Constructivism, Avant-Garde, “isms,” Dada, Concrete Poetry

Table by Hank Smith

This grouping highlights the designs and typography of Europe’s avant-garde movements of the early 20th century. We start with a few precursors, and then meet the various "isms": Futurism, Dadaism, Surrealism, Constructivism. Hank Smith, co-curator of the Archive’s 2021 Bauhaus exhibition, explores the ways that the school and the New Typography movement simplified typography for the machine age. The avant-garde typographers rejected classical book design and its traditional forms and techniques, seeking to find new means of visual expression for their art, poetry, and radical ideas, challenging and extending what was considered good typography.

Those who want to dig deeper into the Bauhaus have plenty of material to explore in the Archive’s online exhibition, catalog, and blog series.

International Typographic Style, Mid-century Modernism, Identity Manuals

Table by Sally Beale & Elise Carlton

Sally and Elise’s selection introduces the International (or Swiss) Typographic Style epitomized by Josef Müller-Brockman and Emil Ruder, along with other pioneers of mid-20th-century modernism in Western Europe and the U.S., such as Jacob Jongert, Dorothy and Otis Shepard, Giovanni Pintori, and Paul Rand. It also includes a few of the more iconic and comprehensive covers from the Archive’s collection of identity manuals ranging from the 1970s to 1990s.

1950s–1980s: Phototypesetting (or photocomposition) introduced, enabling a single film font to be set at virtually any size

1966: ASCII (American Standard Code for Information Interchange) established

Phototype, Letraset, & the Independent Publishing Revolution

Table by Stephen Coles & Hank Smith

This table highlights technologies in typeface design and reproduction as well as printing technologies. It includes a few highlights from the Archives collection of non-metal-type specimens and fonts from the 1950s–1980s, including phototype, alphabet source books (commonly reproduced photographically), transfer lettering (led by Letraset), and the IBM Selectric can be seen in this table. These relatively affordable and accessible technologies afforded designers, artists, poets, and activists to become independent publishers — to communicate their message in a way that wasn’t possible with previous printing technologies like letterpress and lithography.

1984: The digital era begins, as computer software, laser printing, and digital fonts allow for desktop publishing

1983: PostScript introduced

1986:  Fontographer, the first publicly available PostScript font editor appears. Its success helps establish the Macintosh as a tool for type designers.

1991: Unicode Consortium was incorporated

1991: TrueType introduced

1996: OpenType introduced, allowing support for more writing systems, characters, and advanced typographic features

2000: First OpenType fonts available

2011: Websites can now serve any font beyond the standard “web-safe” typefaces thanks to @font-face embedding

2016: Variable fonts released with OpenType 1.8. What was a font family becomes a single file, where characters can be adjusted via scales and axes, not just weights.

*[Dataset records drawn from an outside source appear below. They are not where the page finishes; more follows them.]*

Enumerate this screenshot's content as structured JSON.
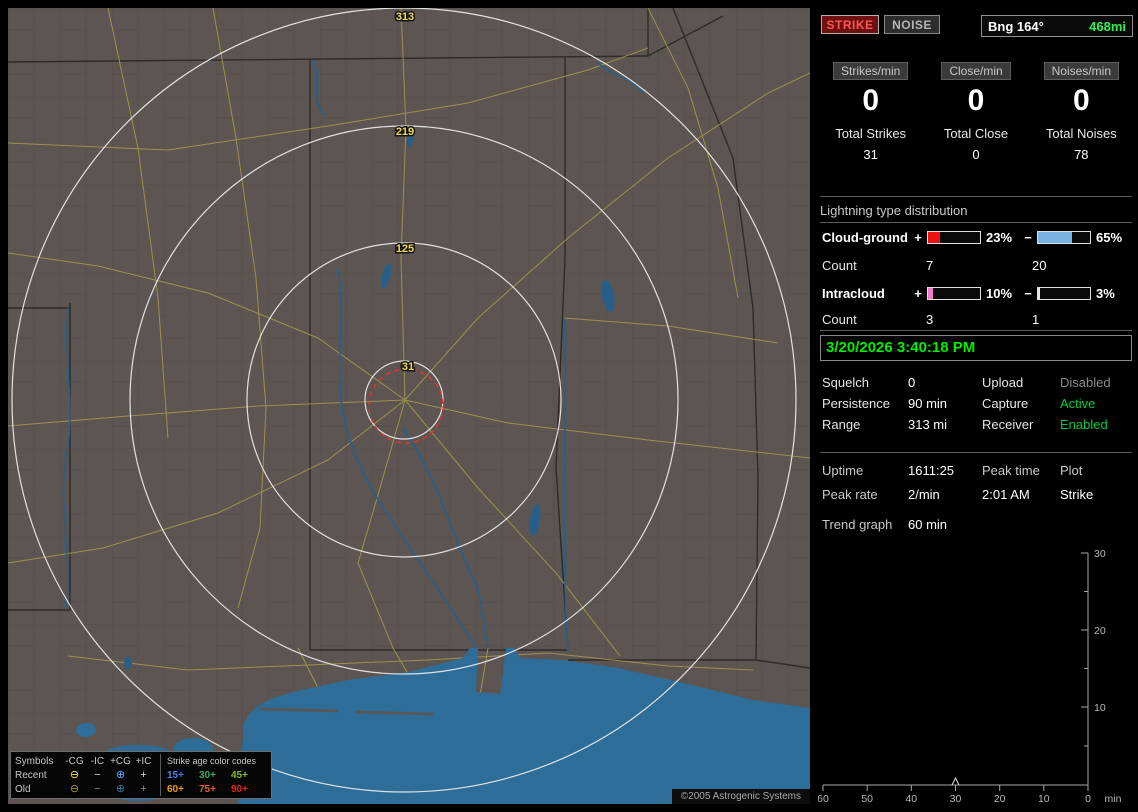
{
  "map": {
    "ring_labels": [
      "313",
      "219",
      "125",
      "31"
    ],
    "legend": {
      "symbols_header": "Symbols",
      "columns": [
        "-CG",
        "-IC",
        "+CG",
        "+IC"
      ],
      "age_header": "Strike age color codes",
      "recent_label": "Recent",
      "old_label": "Old",
      "symbols_recent": [
        "⊖",
        "−",
        "⊕",
        "+"
      ],
      "symbols_old": [
        "⊖",
        "−",
        "⊕",
        "+"
      ],
      "recent_ages": [
        {
          "label": "15+",
          "color": "#5578ee"
        },
        {
          "label": "30+",
          "color": "#33aa66"
        },
        {
          "label": "45+",
          "color": "#8ab82e"
        }
      ],
      "old_ages": [
        {
          "label": "60+",
          "color": "#e89a22"
        },
        {
          "label": "75+",
          "color": "#e86222"
        },
        {
          "label": "90+",
          "color": "#e82222"
        }
      ]
    },
    "copyright": "©2005 Astrogenic Systems"
  },
  "sidebar": {
    "strike_button": "STRIKE",
    "noise_button": "NOISE",
    "bearing_label": "Bng 164°",
    "bearing_distance": "468mi",
    "rates": [
      {
        "label": "Strikes/min",
        "value": "0",
        "total_label": "Total Strikes",
        "total_value": "31"
      },
      {
        "label": "Close/min",
        "value": "0",
        "total_label": "Total Close",
        "total_value": "0"
      },
      {
        "label": "Noises/min",
        "value": "0",
        "total_label": "Total Noises",
        "total_value": "78"
      }
    ],
    "distribution": {
      "title": "Lightning type distribution",
      "plus": "+",
      "minus": "−",
      "rows": [
        {
          "label": "Cloud-ground",
          "pos_pct": "23%",
          "pos_fill": 23,
          "pos_color": "#ee1111",
          "neg_pct": "65%",
          "neg_fill": 65,
          "neg_color": "#7ab2e0",
          "count_label": "Count",
          "pos_count": "7",
          "neg_count": "20"
        },
        {
          "label": "Intracloud",
          "pos_pct": "10%",
          "pos_fill": 10,
          "pos_color": "#ee7ac8",
          "neg_pct": "3%",
          "neg_fill": 3,
          "neg_color": "#e8e8e8",
          "count_label": "Count",
          "pos_count": "3",
          "neg_count": "1"
        }
      ]
    },
    "timestamp": "3/20/2026 3:40:18 PM",
    "settings": {
      "squelch_label": "Squelch",
      "squelch_value": "0",
      "persistence_label": "Persistence",
      "persistence_value": "90 min",
      "range_label": "Range",
      "range_value": "313 mi",
      "upload_label": "Upload",
      "upload_value": "Disabled",
      "capture_label": "Capture",
      "capture_value": "Active",
      "receiver_label": "Receiver",
      "receiver_value": "Enabled"
    },
    "status": {
      "uptime_label": "Uptime",
      "uptime_value": "1611:25",
      "peak_time_label": "Peak time",
      "peak_time_value": "2:01 AM",
      "plot_label": "Plot",
      "plot_value": "Strike",
      "peak_rate_label": "Peak rate",
      "peak_rate_value": "2/min",
      "trend_label": "Trend graph",
      "trend_value": "60 min"
    },
    "trend_chart": {
      "y_ticks": [
        "30",
        "20",
        "10"
      ],
      "x_ticks": [
        "60",
        "50",
        "40",
        "30",
        "20",
        "10",
        "0"
      ],
      "x_unit": "min"
    }
  },
  "colors": {
    "strike_red": "#ff3333",
    "active_green": "#00cc44",
    "timestamp_green": "#00ee00",
    "bearing_green": "#33ee55",
    "disabled_gray": "#8a8a8a"
  }
}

Post-Modernism, “Grunge” Typography, the Digital Age

Table by Kate Long Stellar & Sally Beale

Kate and Sally explore the impact of the computer and desktop publishing tools on typography. Their artifacts include periodicals, fonts, and posters. A key collection for telling the story of this move from analog to digital production is Emigre magazine, the full run of which can be seen in the Online Archive. Their archive also includes type development files which illustrate Zuzana Licko’s process for creating early bitmap fonts.